What goes into a business’ PR strategy? It’s more than just sending out a few press releases every year and hoping for some press. And while it can have some crossover with an overall marketing plan, a truly effective PR strategy requires a different train of thought and expertise to really move the needle. Here is an overview of what’s involved:
The first step is always research, which starts with a deep look at what your company does and why. It involves discussions about your core purpose, values and vision with the leaders in your company, and making sure everyone is aligned. It should include talking to different people in the company about why they work there, how they see the company and where they think it’s going. This discovery time also means looking at competitors – their messaging, their keywords, what kind of press they get, how active and engaging their social media is, etc.
Once all that information is gathered, use it to outline your company’s strengths and weaknesses, which are internal, and opportunities and threats, which are external. And a good SWOT analysis doesn’t pull any punches. It should include all the good and the bad, and it’s okay to be vulnerable – this is the time. This assessment is the basis for the strategy.
Summarize the challenges that the PR campaign should address. Then set clear goals of what you want the campaign to do. It might be to raise a company’s profile in a certain community or to promote a product or service to a specific target audience. They may not all be “SMART” goals (specific, measurable, attainable, realistic and timely) at this point, and in this case, that’s okay. We can set up the measurable stuff later.
Public relations gives credibility and builds a foundation that marketing alone can’t do.
Define your audience. That means describing your current customers, as well as who you see as prospects (they are different than current customers), if different product lines reach different demographics, who industry influencers are, etc. Once you have a broad idea of who you want to reach, get more narrow by creating detailed buyer personas that outline your targets’ wants, pain points and more. That informs how you will speak to them and through what media (email or social media or magazine article or other), as well as what topics they are interested in.
Establish your company’s key messaging. And work with an expert both in wordsmithing and in talking to the media to make sure it’s on point. Determine the key things that you want to get across, what the tone of voice should be, specific words that should be used, etc. This also might include creating a positioning line that works with your logo, writing talking points for people who may speak to the media and other pieces.

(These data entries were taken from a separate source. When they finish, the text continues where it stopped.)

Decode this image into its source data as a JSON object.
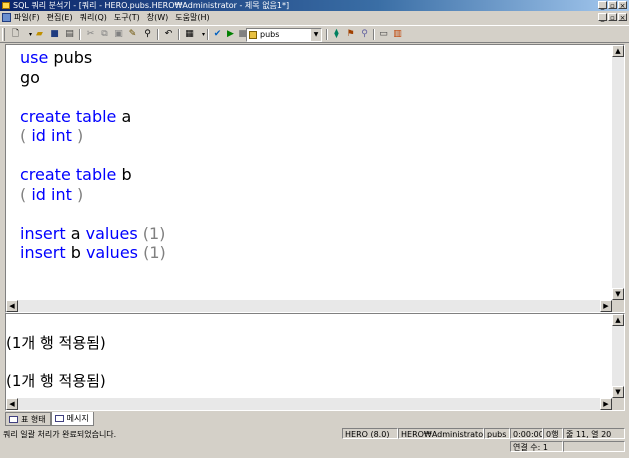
{
  "window": {
    "title": "SQL 쿼리 분석기 - [쿼리 - HERO.pubs.HERO₩Administrator - 제목 없음1*]",
    "minimize": "_",
    "restore": "▫",
    "close": "×"
  },
  "menu": {
    "items": [
      "파일(F)",
      "편집(E)",
      "쿼리(Q)",
      "도구(T)",
      "창(W)",
      "도움말(H)"
    ]
  },
  "toolbar": {
    "database": "pubs"
  },
  "editor": {
    "lines": [
      [
        {
          "t": "use",
          "c": "kw"
        },
        {
          "t": " pubs",
          "c": "tx"
        }
      ],
      [
        {
          "t": "go",
          "c": "tx"
        }
      ],
      [],
      [
        {
          "t": "create table",
          "c": "kw"
        },
        {
          "t": " a",
          "c": "tx"
        }
      ],
      [
        {
          "t": "( ",
          "c": "op"
        },
        {
          "t": "id int",
          "c": "kw"
        },
        {
          "t": " )",
          "c": "op"
        }
      ],
      [],
      [
        {
          "t": "create table",
          "c": "kw"
        },
        {
          "t": " b",
          "c": "tx"
        }
      ],
      [
        {
          "t": "( ",
          "c": "op"
        },
        {
          "t": "id int",
          "c": "kw"
        },
        {
          "t": " )",
          "c": "op"
        }
      ],
      [],
      [
        {
          "t": "insert",
          "c": "kw"
        },
        {
          "t": " a ",
          "c": "tx"
        },
        {
          "t": "values",
          "c": "kw"
        },
        {
          "t": " (1)",
          "c": "op"
        }
      ],
      [
        {
          "t": "insert",
          "c": "kw"
        },
        {
          "t": " b ",
          "c": "tx"
        },
        {
          "t": "values",
          "c": "kw"
        },
        {
          "t": " (1)",
          "c": "op"
        }
      ]
    ]
  },
  "results": {
    "messages": [
      "(1개 행 적용됨)",
      "(1개 행 적용됨)"
    ]
  },
  "tabs": [
    {
      "label": "표 형태"
    },
    {
      "label": "메시지"
    }
  ],
  "status": {
    "message": "쿼리 일괄 처리가 완료되었습니다.",
    "server": "HERO (8.0)",
    "user": "HERO₩Administrator (51)",
    "db": "pubs",
    "time": "0:00:00",
    "rows": "0행",
    "position": "줄 11, 열 20",
    "connections": "연결 수: 1"
  }
}
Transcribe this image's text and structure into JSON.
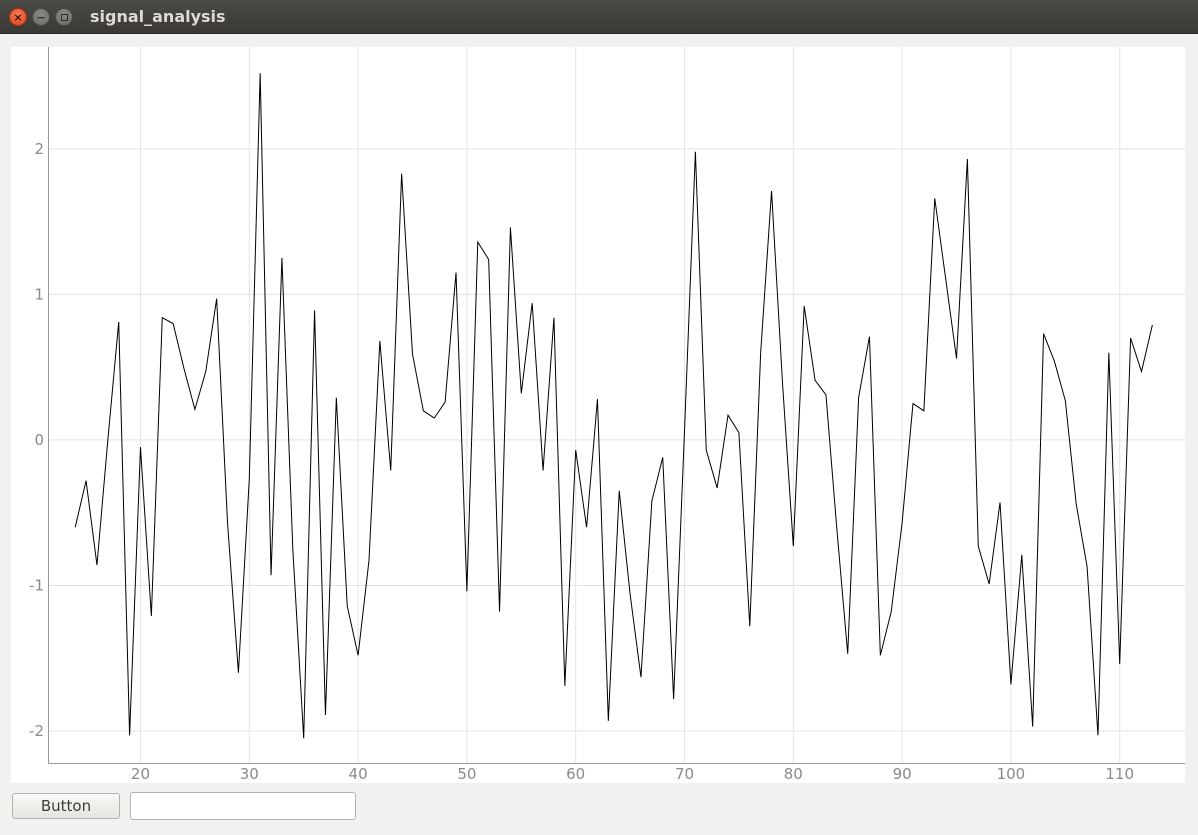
{
  "window": {
    "title": "signal_analysis"
  },
  "controls": {
    "button_label": "Button",
    "text_value": "",
    "text_placeholder": ""
  },
  "colors": {
    "titlebar": "#3c3b37",
    "close_button": "#e9541f",
    "plot_background": "#ffffff",
    "grid": "#e3e3e3",
    "series_line": "#000000",
    "tick_label": "#8a8a8a"
  },
  "chart_data": {
    "type": "line",
    "title": "",
    "xlabel": "",
    "ylabel": "",
    "xlim": [
      11.5,
      116
    ],
    "ylim": [
      -2.22,
      2.7
    ],
    "xticks": [
      20,
      30,
      40,
      50,
      60,
      70,
      80,
      90,
      100,
      110
    ],
    "yticks": [
      -2,
      -1,
      0,
      1,
      2
    ],
    "grid": true,
    "legend": "none",
    "series": [
      {
        "x": [
          14,
          15,
          16,
          17,
          18,
          19,
          20,
          21,
          22,
          23,
          24,
          25,
          26,
          27,
          28,
          29,
          30,
          31,
          32,
          33,
          34,
          35,
          36,
          37,
          38,
          39,
          40,
          41,
          42,
          43,
          44,
          45,
          46,
          47,
          48,
          49,
          50,
          51,
          52,
          53,
          54,
          55,
          56,
          57,
          58,
          59,
          60,
          61,
          62,
          63,
          64,
          65,
          66,
          67,
          68,
          69,
          70,
          71,
          72,
          73,
          74,
          75,
          76,
          77,
          78,
          79,
          80,
          81,
          82,
          83,
          84,
          85,
          86,
          87,
          88,
          89,
          90,
          91,
          92,
          93,
          94,
          95,
          96,
          97,
          98,
          99,
          100,
          101,
          102,
          103,
          104,
          105,
          106,
          107,
          108,
          109,
          110,
          111,
          112,
          113
        ],
        "y": [
          -0.6,
          -0.28,
          -0.86,
          0.0,
          0.81,
          -2.03,
          -0.05,
          -1.21,
          0.84,
          0.8,
          0.49,
          0.21,
          0.47,
          0.97,
          -0.57,
          -1.6,
          -0.27,
          2.52,
          -0.93,
          1.25,
          -0.75,
          -2.05,
          0.89,
          -1.89,
          0.29,
          -1.14,
          -1.48,
          -0.83,
          0.68,
          -0.21,
          1.83,
          0.59,
          0.2,
          0.15,
          0.26,
          1.15,
          -1.04,
          1.36,
          1.24,
          -1.18,
          1.46,
          0.32,
          0.94,
          -0.21,
          0.84,
          -1.69,
          -0.07,
          -0.6,
          0.28,
          -1.93,
          -0.35,
          -1.06,
          -1.63,
          -0.42,
          -0.12,
          -1.78,
          0.06,
          1.98,
          -0.07,
          -0.33,
          0.17,
          0.05,
          -1.28,
          0.6,
          1.71,
          0.4,
          -0.73,
          0.92,
          0.41,
          0.31,
          -0.61,
          -1.47,
          0.29,
          0.71,
          -1.48,
          -1.18,
          -0.57,
          0.25,
          0.2,
          1.66,
          1.11,
          0.56,
          1.93,
          -0.73,
          -0.99,
          -0.43,
          -1.68,
          -0.79,
          -1.97,
          0.73,
          0.54,
          0.27,
          -0.44,
          -0.87,
          -2.03,
          0.6,
          -1.54,
          0.7,
          0.47,
          0.79
        ]
      }
    ]
  }
}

Once all of the background, analysis, goals and messaging are determined, it’s time to outline the specific tactics. This is the blueprint of how the PR team will proceed, and should involve both public relations and digital marketing approaches. Each tactic should include a description of what’s involved, what the objectives are, how it aligns with the overall goals and the metrics used to measure the results. This PR blueprint could include such things as:
- Media relations, which means figuring out what specific publications your target(s) read and working to place articles there
- Social media marketing, creating a strategy for which channels to use, when and how often. It may also involve creating a list of social media influencers to engage with, being involved with a Twitter chat or holding an online contest.
- Video creation
- Holding an event – a party, a seminar or another gathering
- Taking on speaking engagements
- Starting an advisory board
- Creating downloadable, thought leadership content, like white papers, infographics or checklists
- Submitting nominations for awards
- Defining a keyword strategy and optimizing content
- Facilitating beneficial partnerships
- Coordinating sponsorships
- Setting up inbound marketing on your company’s site to generate and track leads
- Designing a grand spectacle that will instantly become a conversation topic
- And more
The possibilities here are endless and limited only by the creativity of your team.
Every good PR strategy includes time for analyzing how things are going and determining what needs to change. PR is not static, which means your PR team has to be fluid, adaptable and ready to pivot. Regularly assess the goals and confirm they are still the top priorities. See if the tactics are hitting the target metrics and why or why not. Listen to feedback from customers, prospects and others who will benefit from your PR strategy – learn what is working and what is not. Don’t be afraid to try new things or modify what you’re doing.
Public relations gives credibility and builds a foundation that marketing alone can’t do. Yes, advertising, websites or point-of-purchase displays are important. But customers are used to researching before purchasing – and they are looking for companies who know what they’re doing. That means getting your business’ name in front of them in other ways than just a funny TV commercial. And that’s why companies need a sound, functional and productive PR strategy.